Thursday, December 3, 2020

TDS symptom: PolitiFact fact checks jokes

 Sure, President Trump says plenty of false things. He truly does.

But that's actually a trap for left-leaning fact checkers who pretend to be nonpartisan. They have a hard time judging when they go too far. Like when they fact check jokes:

PolitiFact's Nov. 1, 2020 item fact-checking President Trump found "Pants on Fire" Trump's claim that his supporters were protecting challenger Joe Biden's campaign bus.

How do we know it was a joke?

We watched video of the Trump appearance where he made the statement. The claim comes in the midst of a segment of a speech done in the style of a classic stand-up comedy routine. Certainly Trump mixed in serious political claims, but many of the lines were intended to provoke laughter, and the one about protecting Biden's bus unquestionably drew laughter. In context, Trump was making a point about the enthusiasm of his supporters, and his story about cars and trucks surrounding the bus emphasized the number of vehicles involved.

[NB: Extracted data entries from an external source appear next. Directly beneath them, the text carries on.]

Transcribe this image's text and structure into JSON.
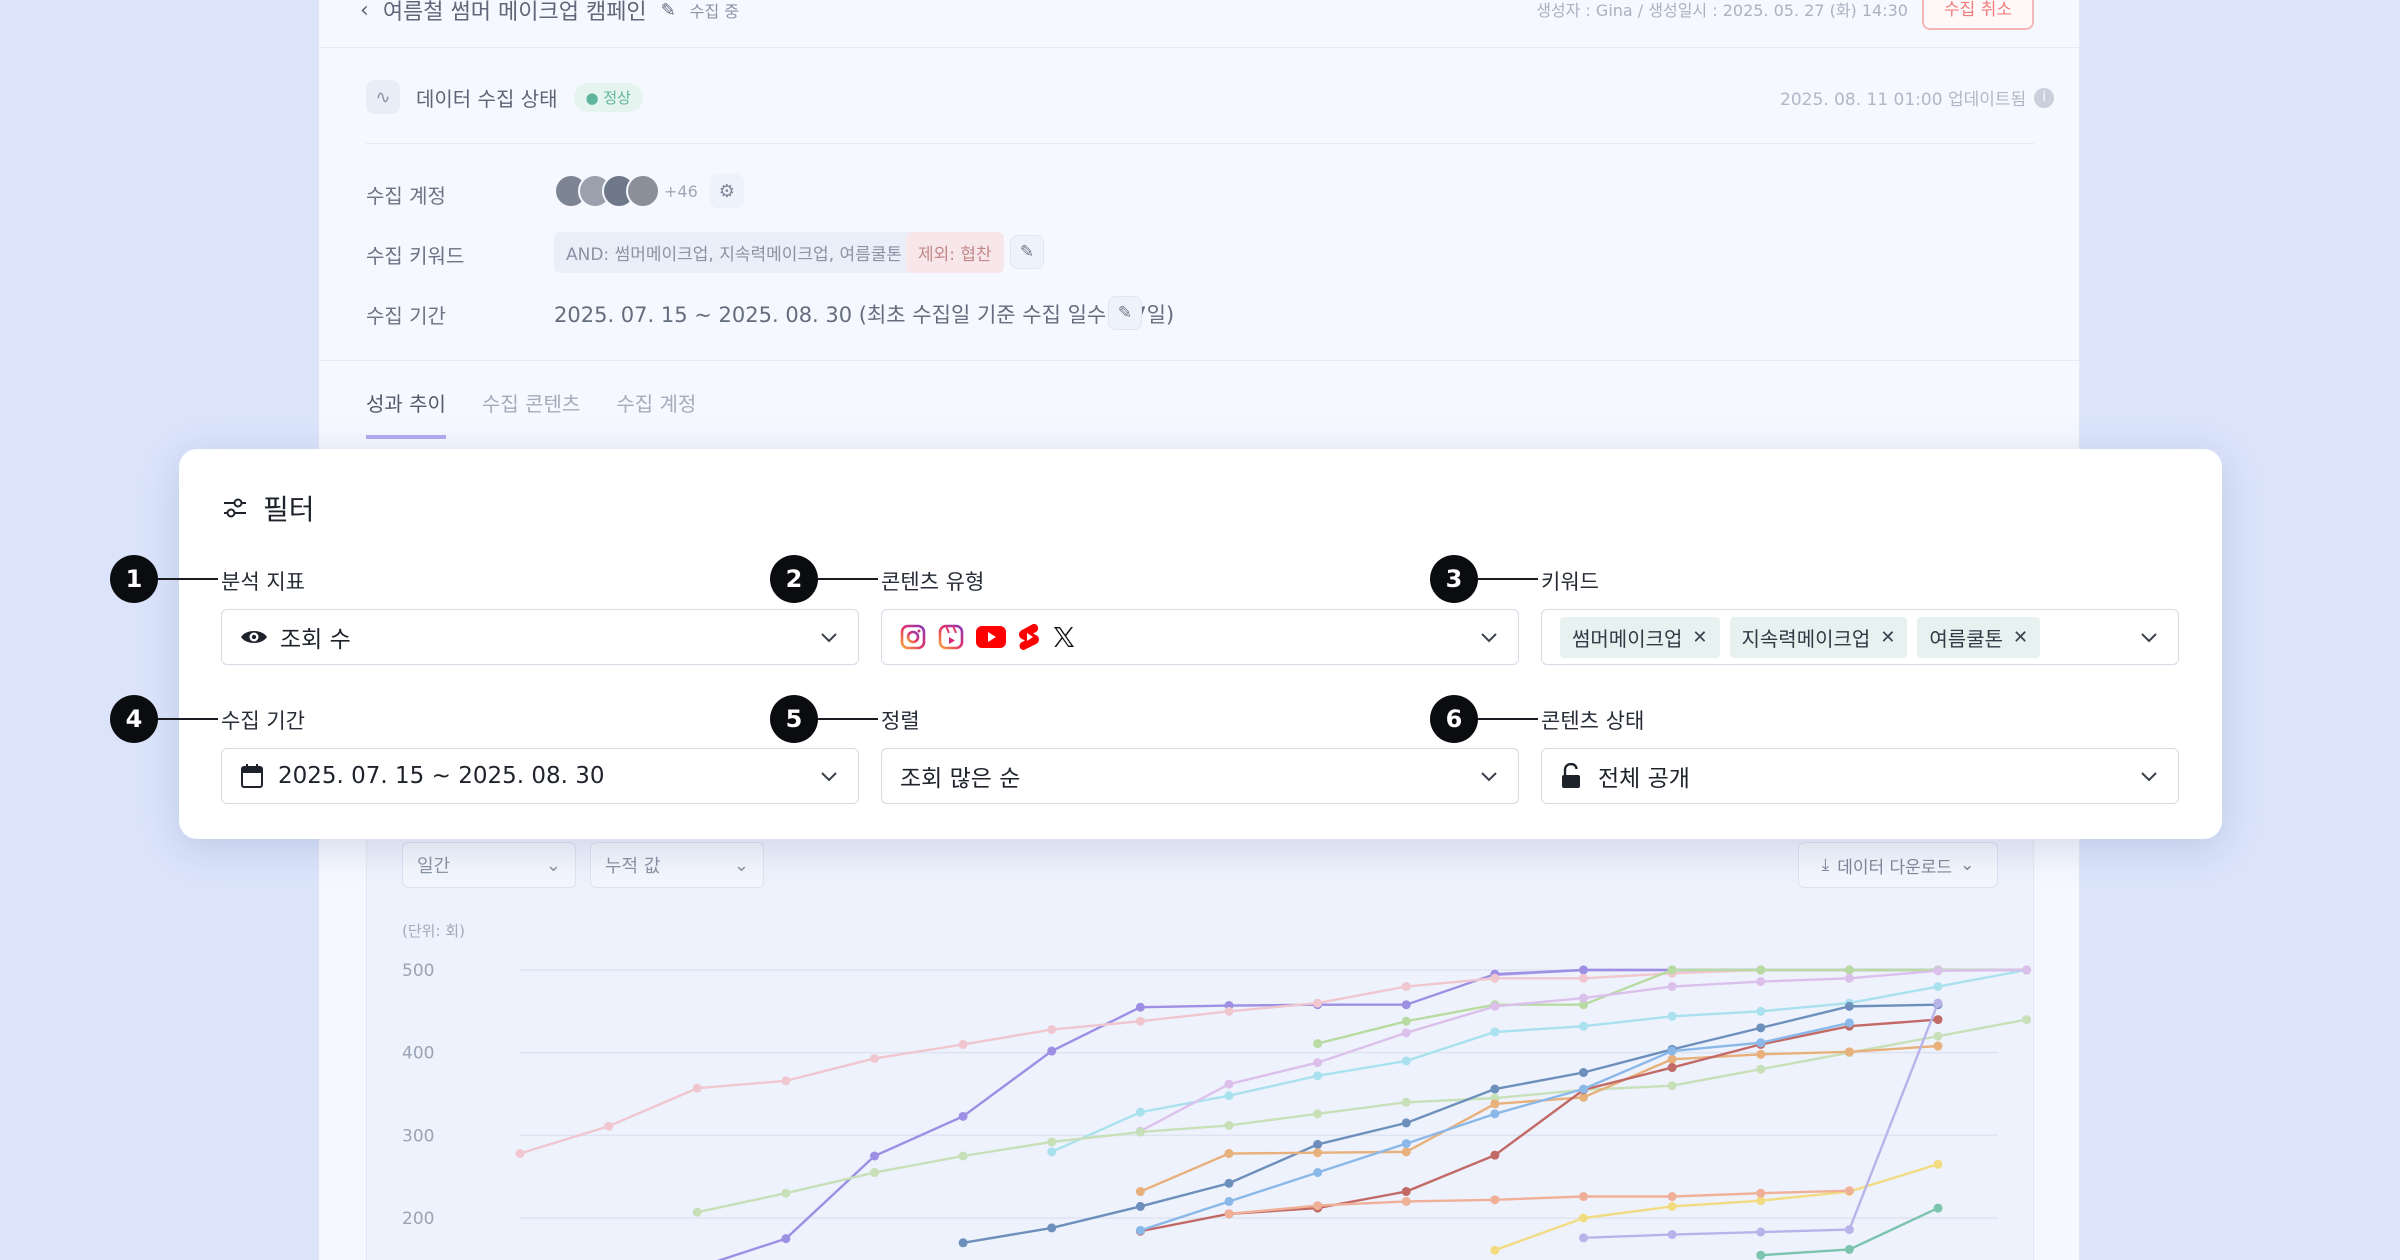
{
  "header": {
    "title": "여름철 썸머 메이크업 캠페인",
    "status": "수집 중",
    "meta": "생성자 : Gina / 생성일시 : 2025. 05. 27 (화) 14:30",
    "cancel_label": "수집 취소"
  },
  "collection_status": {
    "label": "데이터 수집 상태",
    "badge": "정상",
    "updated": "2025. 08. 11 01:00 업데이트됨"
  },
  "details": {
    "accounts_label": "수집 계정",
    "accounts_more": "+46",
    "keywords_label": "수집 키워드",
    "keywords_and": "AND: 썸머메이크업, 지속력메이크업, 여름쿨톤",
    "keywords_exclude": "제외: 협찬",
    "period_label": "수집 기간",
    "period_value": "2025. 07. 15 ~ 2025. 08. 30 (최초 수집일 기준 수집 일수: 47일)"
  },
  "tabs": [
    {
      "label": "성과 추이",
      "active": true
    },
    {
      "label": "수집 콘텐츠",
      "active": false
    },
    {
      "label": "수집 계정",
      "active": false
    }
  ],
  "chart_controls": {
    "interval": "일간",
    "value_mode": "누적 값",
    "download": "데이터 다운로드",
    "unit": "(단위: 회)"
  },
  "filter": {
    "title": "필터",
    "fields": [
      {
        "num": "1",
        "label": "분석 지표",
        "value": "조회 수",
        "icon": "eye-icon"
      },
      {
        "num": "2",
        "label": "콘텐츠 유형",
        "value": "",
        "icons": [
          "instagram-icon",
          "instagram-reels-icon",
          "youtube-icon",
          "youtube-shorts-icon",
          "x-icon"
        ]
      },
      {
        "num": "3",
        "label": "키워드",
        "tags": [
          "썸머메이크업",
          "지속력메이크업",
          "여름쿨톤"
        ]
      },
      {
        "num": "4",
        "label": "수집 기간",
        "value": "2025. 07. 15 ~ 2025. 08. 30",
        "icon": "calendar-icon"
      },
      {
        "num": "5",
        "label": "정렬",
        "value": "조회 많은 순"
      },
      {
        "num": "6",
        "label": "콘텐츠 상태",
        "value": "전체 공개",
        "icon": "unlock-icon"
      }
    ]
  },
  "colors": {
    "accent": "#b3aaf0",
    "status_ok": "#5fb59b",
    "cancel": "#ef7f7f"
  },
  "chart_data": {
    "type": "line",
    "ylabel": "(단위: 회)",
    "yticks": [
      500,
      400,
      300,
      200
    ],
    "ylim": [
      150,
      510
    ],
    "x": [
      0,
      1,
      2,
      3,
      4,
      5,
      6,
      7,
      8,
      9,
      10,
      11,
      12,
      13,
      14,
      15,
      16,
      17
    ],
    "series": [
      {
        "color": "#b9a7ef",
        "values": [
          null,
          null,
          null,
          null,
          null,
          null,
          null,
          null,
          null,
          null,
          null,
          494,
          500,
          500,
          500,
          500,
          500,
          500
        ]
      },
      {
        "color": "#9d8fe3",
        "values": [
          null,
          null,
          140,
          175,
          275,
          323,
          402,
          455,
          457,
          458,
          458,
          495,
          500,
          500,
          500,
          500,
          500,
          500
        ]
      },
      {
        "color": "#f0c6cf",
        "values": [
          278,
          311,
          357,
          366,
          393,
          410,
          428,
          438,
          450,
          460,
          480,
          490,
          490,
          496,
          500,
          500,
          500,
          500
        ]
      },
      {
        "color": "#b8dba2",
        "values": [
          null,
          null,
          null,
          null,
          null,
          null,
          null,
          null,
          null,
          411,
          438,
          458,
          458,
          500,
          500,
          500,
          500,
          500
        ]
      },
      {
        "color": "#a9e2ee",
        "values": [
          null,
          null,
          null,
          null,
          null,
          null,
          280,
          328,
          348,
          372,
          390,
          425,
          432,
          444,
          450,
          460,
          480,
          500
        ]
      },
      {
        "color": "#dcc0ec",
        "values": [
          null,
          null,
          null,
          null,
          null,
          null,
          null,
          305,
          362,
          388,
          424,
          456,
          466,
          480,
          486,
          490,
          499,
          500
        ]
      },
      {
        "color": "#c7e0b8",
        "values": [
          null,
          null,
          207,
          230,
          255,
          275,
          292,
          304,
          312,
          326,
          340,
          345,
          355,
          360,
          380,
          400,
          420,
          440
        ]
      },
      {
        "color": "#6d8fbb",
        "values": [
          null,
          null,
          null,
          null,
          null,
          170,
          188,
          214,
          242,
          289,
          315,
          356,
          376,
          404,
          430,
          456,
          458,
          null
        ]
      },
      {
        "color": "#e8b07a",
        "values": [
          null,
          null,
          null,
          null,
          null,
          null,
          null,
          232,
          278,
          279,
          280,
          338,
          346,
          392,
          398,
          401,
          408,
          null
        ]
      },
      {
        "color": "#c26a66",
        "values": [
          null,
          null,
          null,
          null,
          null,
          null,
          null,
          184,
          205,
          212,
          232,
          276,
          355,
          382,
          410,
          432,
          440,
          null
        ]
      },
      {
        "color": "#8ab8e8",
        "values": [
          null,
          null,
          null,
          null,
          null,
          null,
          null,
          185,
          220,
          255,
          290,
          326,
          356,
          402,
          412,
          436,
          null,
          null
        ]
      },
      {
        "color": "#f2db80",
        "values": [
          null,
          null,
          null,
          null,
          null,
          null,
          null,
          null,
          null,
          null,
          null,
          161,
          200,
          214,
          221,
          232,
          265,
          null
        ]
      },
      {
        "color": "#f0b098",
        "values": [
          null,
          null,
          null,
          null,
          null,
          null,
          null,
          null,
          205,
          215,
          220,
          222,
          226,
          226,
          230,
          233,
          null,
          null
        ]
      },
      {
        "color": "#b8b4ea",
        "values": [
          null,
          null,
          null,
          null,
          null,
          null,
          null,
          null,
          null,
          null,
          null,
          null,
          176,
          180,
          183,
          186,
          460,
          null
        ]
      },
      {
        "color": "#7cc4ae",
        "values": [
          null,
          null,
          null,
          null,
          null,
          null,
          null,
          null,
          null,
          null,
          null,
          null,
          null,
          null,
          155,
          162,
          212,
          null
        ]
      }
    ]
  }
}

PolitiFact played it completely straight:

"You see the way our people, they, you know, they were protecting his bus yesterday," Trump said Nov. 1 during a rally in Michigan. "Because they are nice. They had hundreds of cars."

The FBI’s San Antonio office said Nov. 1 that it is "aware of the incident and investigating."

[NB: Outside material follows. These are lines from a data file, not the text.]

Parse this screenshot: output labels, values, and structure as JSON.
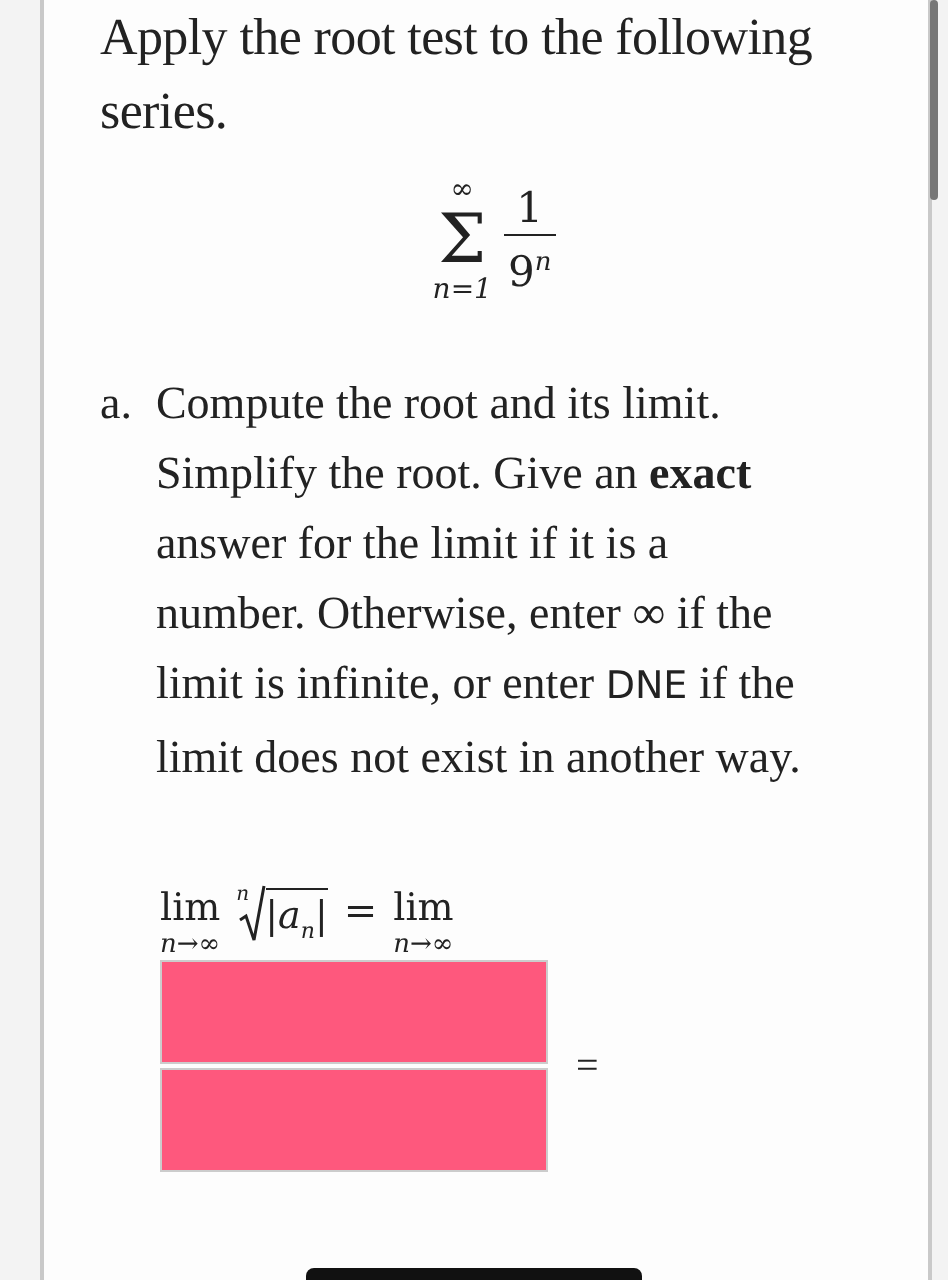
{
  "question": {
    "text": "Apply the root test to the following series.",
    "series": {
      "upper": "∞",
      "operator": "Σ",
      "lower": "n=1",
      "numerator": "1",
      "denominator": "9$^{n}$"
    }
  },
  "part": {
    "label": "a.",
    "segments": [
      {
        "kind": "plain",
        "text": "Compute the root and its limit. Simplify the root. Give an "
      },
      {
        "kind": "bold",
        "text": "exact"
      },
      {
        "kind": "plain",
        "text": " answer for the limit if it is a number. Otherwise, enter ∞ if the limit is infinite, or enter "
      },
      {
        "kind": "code",
        "text": "DNE"
      },
      {
        "kind": "plain",
        "text": " if the limit does not exist in another way."
      }
    ]
  },
  "limit": {
    "lim_left": "lim",
    "sub_left": "n→∞",
    "root_index": "n",
    "radicand": "|a$_{n}$|",
    "equals": "=",
    "lim_right": "lim",
    "sub_right": "n→∞",
    "fraction_fields": [
      {
        "invalid": true
      },
      {
        "invalid": true
      }
    ],
    "result_equals": "="
  }
}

Trump’s benevolent explanation lacks evidence.

How does a fact checker overlook/omit those contextual clues?

The left-leaning Huffington Post figured it out (bold emphasis added):

President Donald Trump on Sunday mockingly claimed that his supporters were “protecting” a campaign bus belonging to Democratic presidential nominee Joe Biden when a caravan of vehicles dangerously surrounded it on a Texas highway, leading to a vehicular collision.

“They were protecting their bus yesterday because they’re nice,” Trump said at a rally in Michigan to cheers, laughter and applause.

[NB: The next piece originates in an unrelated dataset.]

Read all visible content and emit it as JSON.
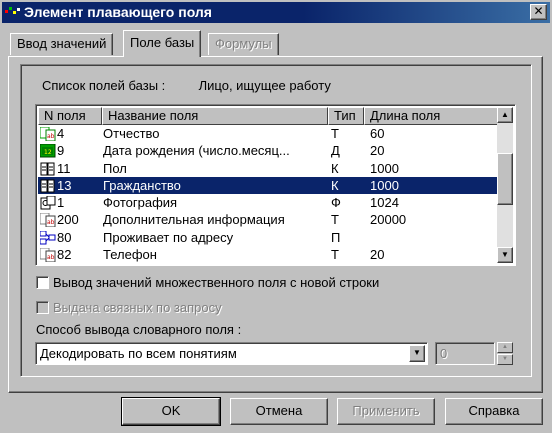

If PolitiFact noticed the audience laughing and intentionally suppressed evidence Trump was joking, then PolitiFact deceived its audience by omission.

When PolitiFact catches politicians doing that sort of thing a "Half True" rating often results.

PolitiFact does not hold itself to the same standard it applies to Republican politicians.


Correction 12/13/2020: We misspelled "PolitiFact" on the title line, omitting the first of two i's.